«Вы отчасти правы, отчасти нет, любезный граф, — возразила она; — что меня обкрадывают, как и других, с этим я согласна. Я в этом уверилась сама, собственными глазами, потому что раз утром рано видела из моего окна, как потихоньку выносили из дворца огромные корзины и, разумеется, не пустые. Помню также, что несколько лет тому назад, проезжая по берегам Волги, я расспрашивала побережных жителей о их жизни. Большею частью они питались рыболовством. Они говорили мне, что могли бы довольствоваться плодами трудов своих и в особенности ловлею стерлядей, если бы у них не отымали части добычи, принуждая их ежегодно доставлять для моей конюшни значительное число стерлядей, которые стоят хороших денег. Эта тяжелая дань обходилась им в 2000 рублей каждогодно. — Вы хорошо сделали, что сказали мне об этом, отвечала я смеясь; — я не знала, что мои лошади едят стерлядей. Эта странная повинность была уничтожена. Однако я постараюсь доказать вам, что есть разница между кажущимся беспорядком, который вы замечаете здесь, и беспорядком действительным и несравненно опаснейшим, господствующим у вас. Французский король никогда не знает в точности, сколько он издерживает; у него ничто не распределено и не назначено вперед. Я напротив того делаю вот что; ежегодно определяю известную, всегда одинаковую сумму на расходы для моего стола, меблировки, театров, конюшни, одним словом для содержания всего дома; я приказываю, чтобы за столом в моих дворцах подавали такие то вина, столько-то блюд. То же самое делается и по другим частям хозяйства. Когда мне доставляют все в точности, в требуемом количестве и качестве, и если никто не жалуется на недостаток, то я довольна, и мне совершенно все равно, если из отпускаемой суммы сколько нибудь украдут. Для меня важно то, чтобы эта сумма не была превышаема. Таким образом я всегда знаю, что издерживаю. Это такое преимущество, которым пользуются немногие государи и даже немногие богачи из частных лиц.

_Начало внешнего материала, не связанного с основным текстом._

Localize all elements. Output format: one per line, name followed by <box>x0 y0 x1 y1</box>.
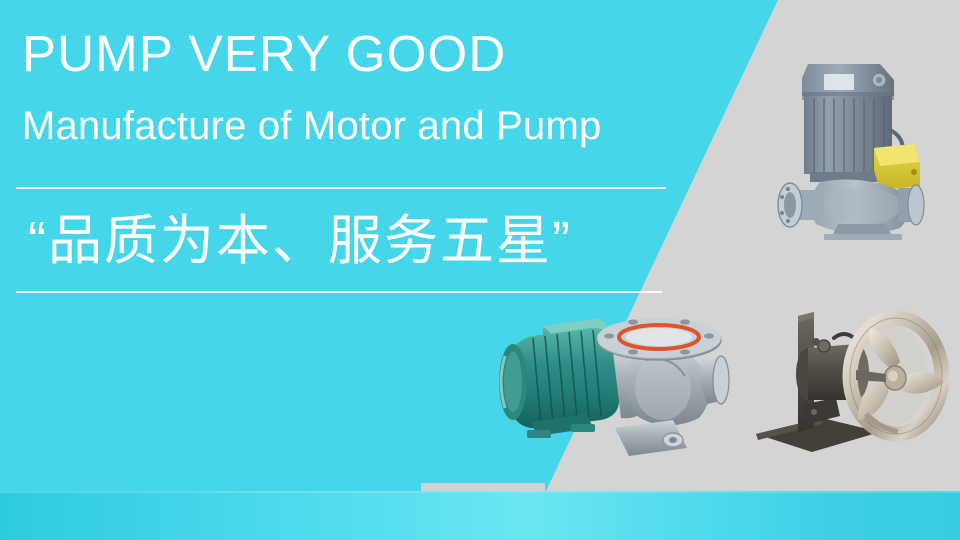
bottom-gradient-band <box>0 491 960 540</box>
product-image-vertical-inline-pump <box>762 44 952 244</box>
page-subtitle: Manufacture of Motor and Pump <box>22 106 601 146</box>
baseline-accent-strip <box>421 483 545 491</box>
divider-top <box>16 187 666 189</box>
product-image-horizontal-centrifugal-pump <box>487 300 737 468</box>
page-title: PUMP VERY GOOD <box>22 28 506 79</box>
bottom-band-highlight <box>0 491 960 493</box>
slogan-text: “品质为本、服务五星” <box>28 200 572 282</box>
product-image-submersible-mixer <box>752 300 960 465</box>
promo-banner: PUMP VERY GOOD Manufacture of Motor and … <box>0 0 960 540</box>
divider-bottom <box>16 291 662 293</box>
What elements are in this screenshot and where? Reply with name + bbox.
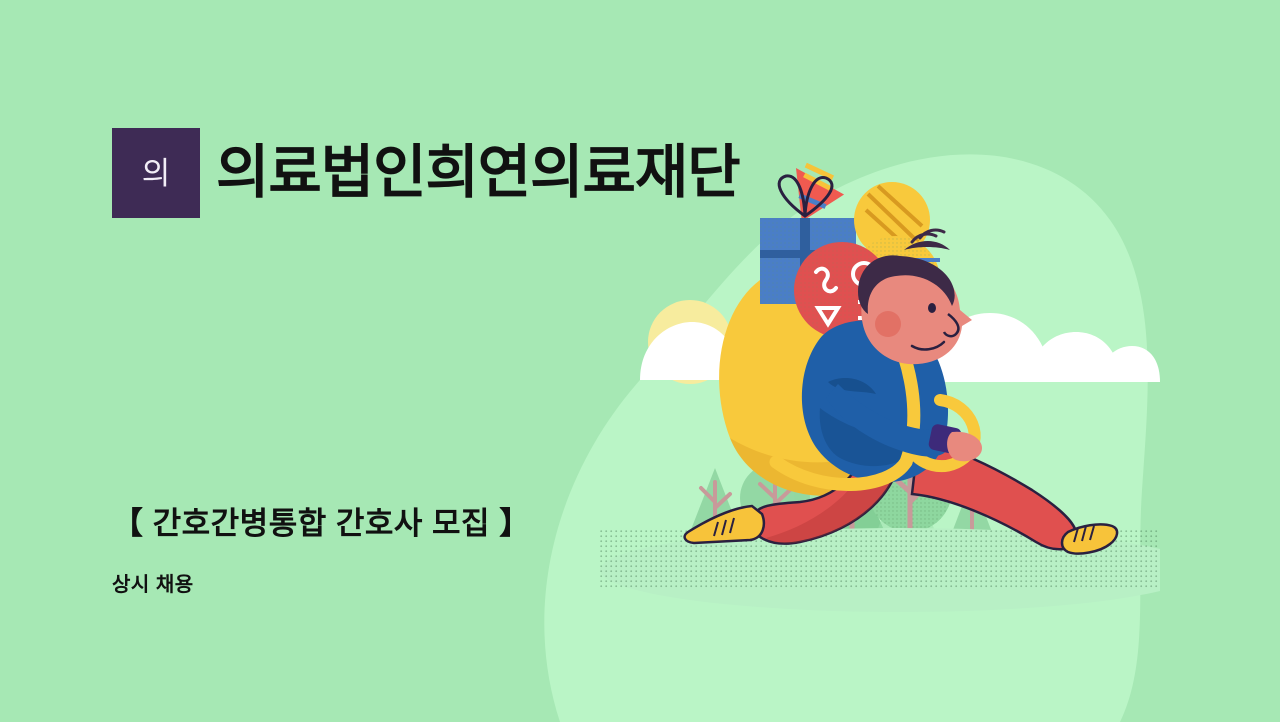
hill-cluster-right xyxy=(928,313,1160,382)
bag-strap xyxy=(776,320,914,485)
running-man-illustration xyxy=(600,150,1160,620)
strap-loop xyxy=(910,400,975,466)
tree xyxy=(794,454,870,552)
tree xyxy=(870,460,942,552)
ground xyxy=(600,528,1160,612)
tree xyxy=(685,468,745,552)
tree xyxy=(946,480,998,552)
job-info-block: 【 간호간병통합 간호사 모집 】 상시 채용 xyxy=(112,505,531,597)
torso xyxy=(802,320,948,482)
cheek-blush xyxy=(875,311,901,337)
job-poster: 의 의료법인희연의료재단 【 간호간병통합 간호사 모집 】 상시 채용 xyxy=(0,0,1280,722)
tree-row xyxy=(685,448,998,552)
leg-back xyxy=(752,442,900,544)
background-blob xyxy=(0,0,1280,722)
gift-box-blue xyxy=(760,176,856,304)
shoe-back xyxy=(685,506,764,543)
company-name: 의료법인희연의료재단 xyxy=(216,143,740,204)
gift-sack xyxy=(719,271,925,496)
head xyxy=(858,230,972,364)
ball-striped xyxy=(852,236,940,324)
tree xyxy=(868,448,952,552)
party-hat xyxy=(778,154,846,222)
shoe-front xyxy=(1062,524,1117,553)
sun-shape xyxy=(648,300,732,384)
company-logo-badge: 의 xyxy=(112,128,200,218)
tree xyxy=(812,458,892,552)
arm xyxy=(826,384,982,461)
company-header: 의 의료법인희연의료재단 xyxy=(112,128,740,218)
hill-cluster-left xyxy=(640,322,822,380)
leg-front xyxy=(912,442,1077,549)
ball-yellow xyxy=(854,182,930,258)
job-title: 【 간호간병통합 간호사 모집 】 xyxy=(112,505,531,542)
ball-red-patterned xyxy=(794,242,890,338)
tree xyxy=(740,463,810,552)
employment-type: 상시 채용 xyxy=(112,568,531,597)
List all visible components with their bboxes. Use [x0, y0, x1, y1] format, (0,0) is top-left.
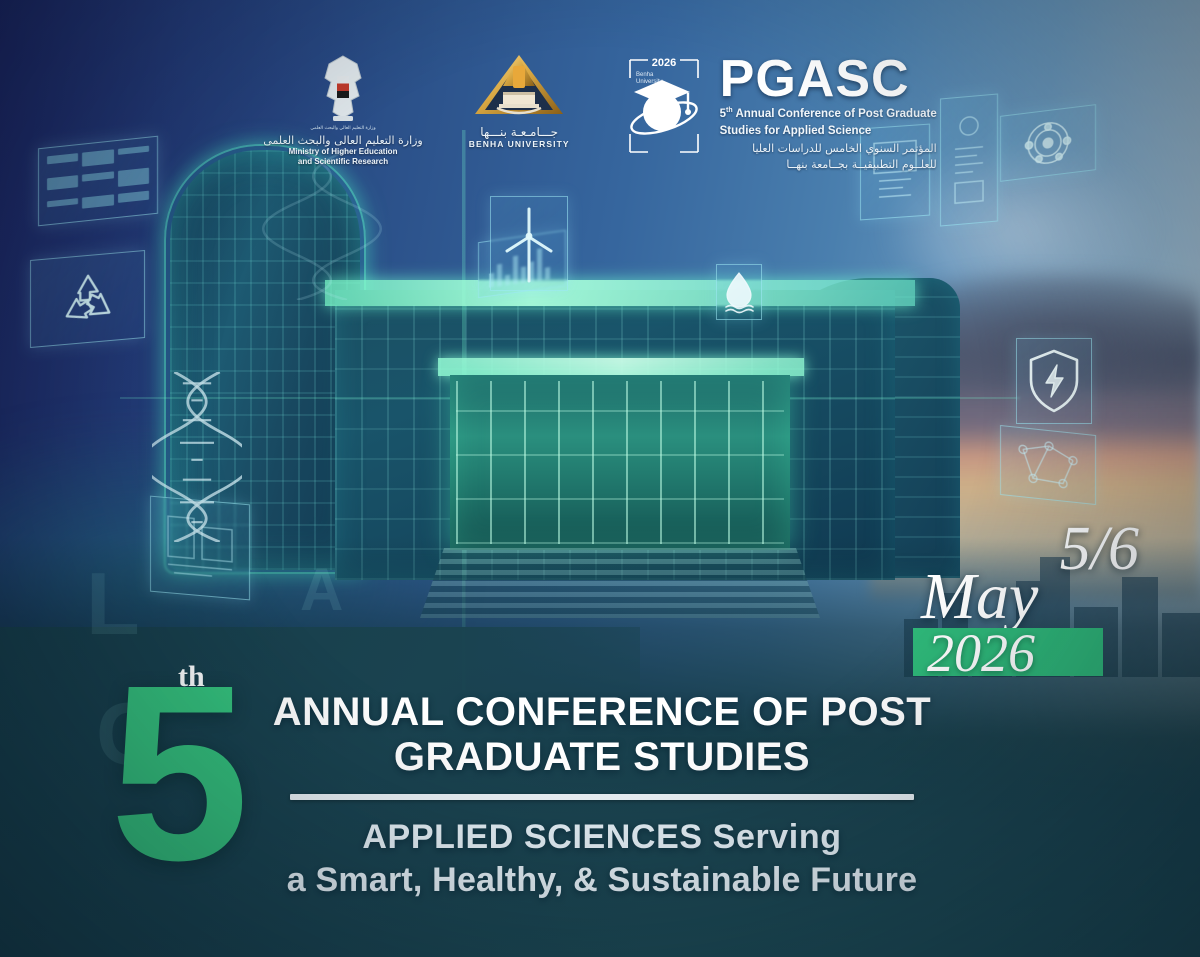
roof-light-bar — [325, 280, 915, 306]
svg-text:2026: 2026 — [651, 57, 675, 69]
conference-subtitle-line1: 5th Annual Conference of Post Graduate — [720, 106, 937, 122]
university-logo: جـــامـعـة بنـــها BENHA UNIVERSITY — [469, 52, 570, 149]
edition-suffix: th — [178, 660, 205, 694]
title-block: ANNUAL CONFERENCE OF POST GRADUATE STUDI… — [262, 690, 942, 903]
water-drop-icon — [716, 264, 762, 320]
conference-arabic-line2: للعلــوم التطبيقيــة بجــامعة بنهــا — [720, 157, 937, 172]
page-title: ANNUAL CONFERENCE OF POST GRADUATE STUDI… — [262, 690, 942, 780]
graduation-cap-globe-icon: 2026 Benha University — [616, 52, 712, 160]
conference-poster: BENHA UNIVERSITY CENTRAL LIBRARY ⚜ جامعة… — [0, 0, 1200, 957]
title-divider — [290, 794, 914, 800]
conference-logo-text: PGASC 5th Annual Conference of Post Grad… — [720, 52, 937, 172]
university-english-name: BENHA UNIVERSITY — [469, 139, 570, 149]
tagline-line-1: APPLIED SCIENCES Serving — [362, 818, 841, 856]
ministry-logo: وزارة التعليم العالي والبحث العلمي وزارة… — [263, 52, 422, 166]
shield-bolt-icon — [1016, 338, 1092, 424]
decor-letter-a: A — [300, 560, 343, 620]
conference-logo: 2026 Benha University PGASC 5th Annual C… — [616, 52, 937, 172]
ministry-english-name: Ministry of Higher Education and Scienti… — [289, 147, 398, 166]
recycle-icon — [30, 250, 145, 348]
egypt-eagle-emblem-icon — [311, 52, 375, 126]
ministry-arabic-small: وزارة التعليم العالي والبحث العلمي — [310, 126, 375, 131]
dna-helix-icon — [152, 372, 242, 542]
conference-date: 5/6 May 2026 — [905, 518, 1145, 678]
conference-arabic-line1: المؤتمر السنوي الخامس للدراسات العليا — [720, 141, 937, 156]
wind-turbine-icon — [490, 196, 568, 291]
title-line-1: ANNUAL CONFERENCE OF POST — [273, 690, 931, 734]
tagline-line-2: a Smart, Healthy, & Sustainable Future — [287, 861, 917, 899]
entrance-glass-grid — [456, 381, 784, 544]
date-month: May — [921, 564, 1038, 630]
logo-row: وزارة التعليم العالي والبحث العلمي وزارة… — [0, 52, 1200, 182]
building-entrance — [450, 375, 790, 550]
date-year: 2026 — [927, 626, 1035, 680]
svg-text:Benha: Benha — [636, 72, 654, 78]
network-nodes-icon — [1000, 425, 1096, 505]
conference-subtitle-line2: Studies for Applied Science — [720, 124, 937, 140]
university-arabic-name: جـــامـعـة بنـــها — [480, 125, 558, 139]
ministry-arabic-name: وزارة التعليم العالى والبحث العلمى — [263, 134, 422, 147]
entrance-canopy — [438, 358, 804, 376]
conference-acronym: PGASC — [720, 56, 937, 104]
title-line-2: GRADUATE STUDIES — [394, 735, 810, 779]
benha-university-pyramid-icon — [473, 52, 565, 124]
tagline: APPLIED SCIENCES Serving a Smart, Health… — [262, 816, 942, 903]
date-days: 5/6 — [1060, 518, 1139, 580]
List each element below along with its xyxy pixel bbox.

В другой раз, когда она хотела знать, что меня всего более поразило с тех пор, как я находился при ее дворе, я, пользуясь добрым расположением ее ко мне, осмелился сказать: «Меня всего более удивляет ненарушимое спокойствие, которым ваше величество пользуетесь на троне, издавна обуреваемом грозами. Трудно постигнуть — каким образом, прибыв в Россию из чужих стран молодой женщиной, вы царствуете так спокойно и не бываете принуждены тушить внутренние смуты и бороться с домашними врагами и не встречаете никаких важных препятствий?»
«Средства к тому самые обыкновенные, — отвечала она; — я установила себе правила и начертала план; по ним я действую, управляю и никогда не отступаю. Воля моя, раз выраженная, остается неизменною. Таким образом все определено, каждый день походит на предыдущий. Всякий знает — на что он может рассчитывать, и не тревожится по пустому. Если я кому-нибудь назначила место, он может быть уверен, что сохранит его, если только не сделается преступником. Таким путем я устраняю всякий повод к беспокойствам, доносам, раздорам и совместничеству. Зато вы у меня и не заметите интриг. Пронырливый человек старается столкнут должностное лицо, чтобы самому заместить его, но в моем правлении такие интриги бесполезны».
«Я согласен, государыня, — отвечал я, — что такие благоразумные правила ведут к хорошим последствиям. Но позвольте мне сделать одно замечание: ведь и при обширном уме невозможно иногда не ошибиться в выборе людей. Чтобы вы сделали, ваше величество, если б, например, вдруг заметили, что назначили министром человека, неспособного к управлению и недостойного вашего доверия?»